Subitizing-Inspired_Large_Language_Models_for_Floorplanning
Shao-Chien Lu, Chen-Chen Yeh, Hui-Lin Cho, Yu-Cheng Lin, Rung-Bin Lin
TL;DR
This work tackles VLSI floorplanning by fine-tuning LLMs to predict optimal slicing-floorplans using a post-order tree encoding of recursively generated layouts. A two-stage pipeline combines data generation via recursive slicing with supervised fine-tuning, followed by inference that may require integration with traditional floorplanners to ensure legality and practicality. Empirical results show GPT4o-mini achieving high success and notably low dead space at 16-module configurations, with considerable but diminishing gains as module counts rise to 24. The study demonstrates the potential of LLMs as a complementary tool to conventional floorplanning methods, while highlighting scalability and constraint-compliance challenges for wider real-world adoption.
Abstract
We present a novel approach to solving the floorplanning problem by leveraging fine-tuned Large Language Models (LLMs). Inspired by subitizing--the human ability to instantly and accurately count small numbers of items at a glance--we hypothesize that LLMs can similarly address floorplanning challenges swiftly and accurately.

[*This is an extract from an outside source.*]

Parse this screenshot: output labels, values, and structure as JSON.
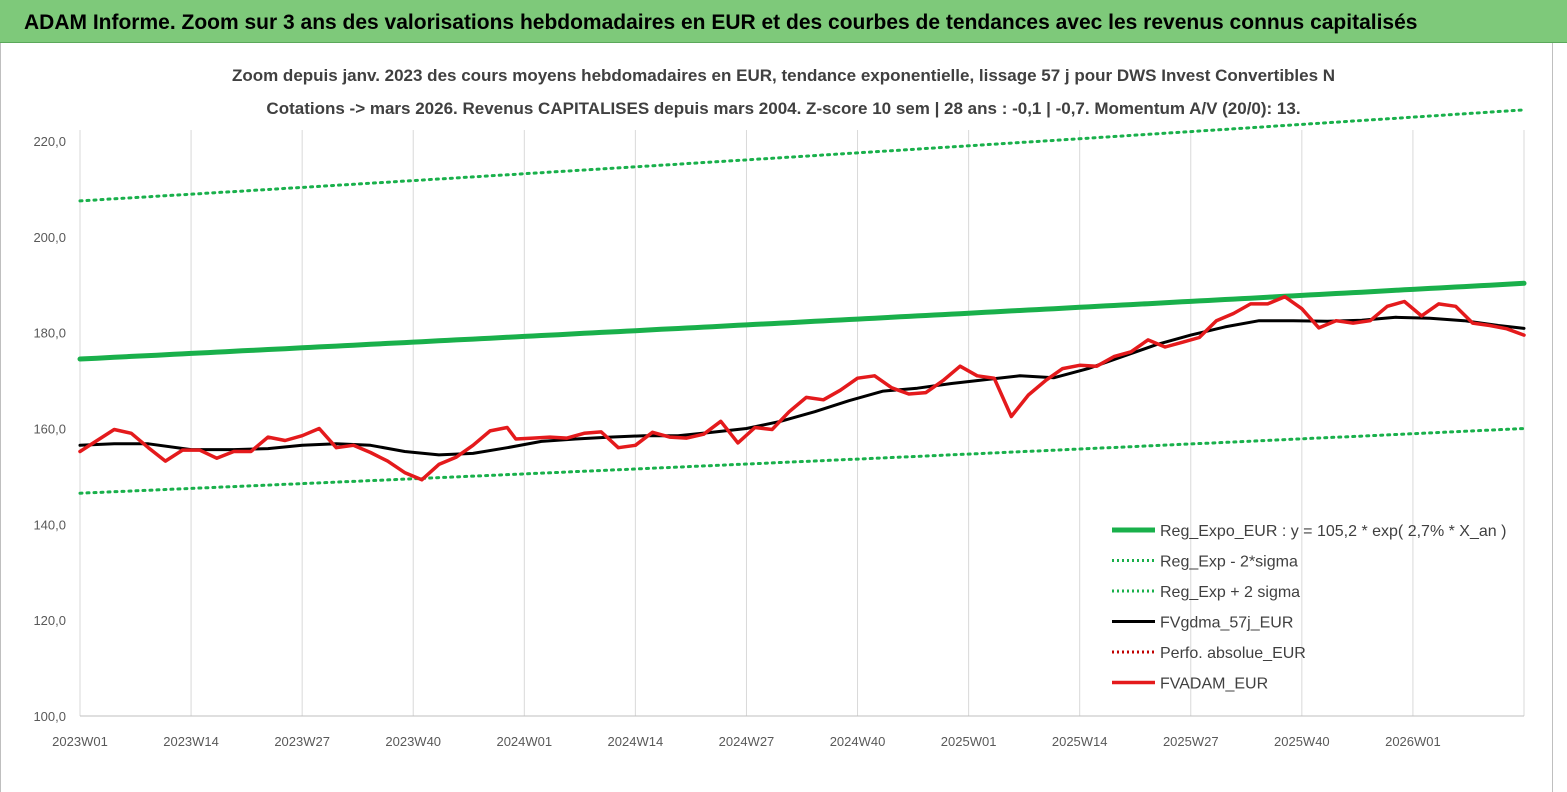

We propose an efficient representation of the floorplanning problem and introduce a method for generating high-quality datasets tailored for model fine-tuning. We fine-tune LLMs on datasets with a specified number of modules to test whether LLMs can emulate the human ability to quickly count and arrange items. Our experimental results demonstrate that fine-tuned LLMs, particularly GPT4o-mini, achieve high success and optimal rates while attaining relatively low average dead space. These findings underscore the potential of LLMs as promising solutions for complex optimization tasks in VLSI design.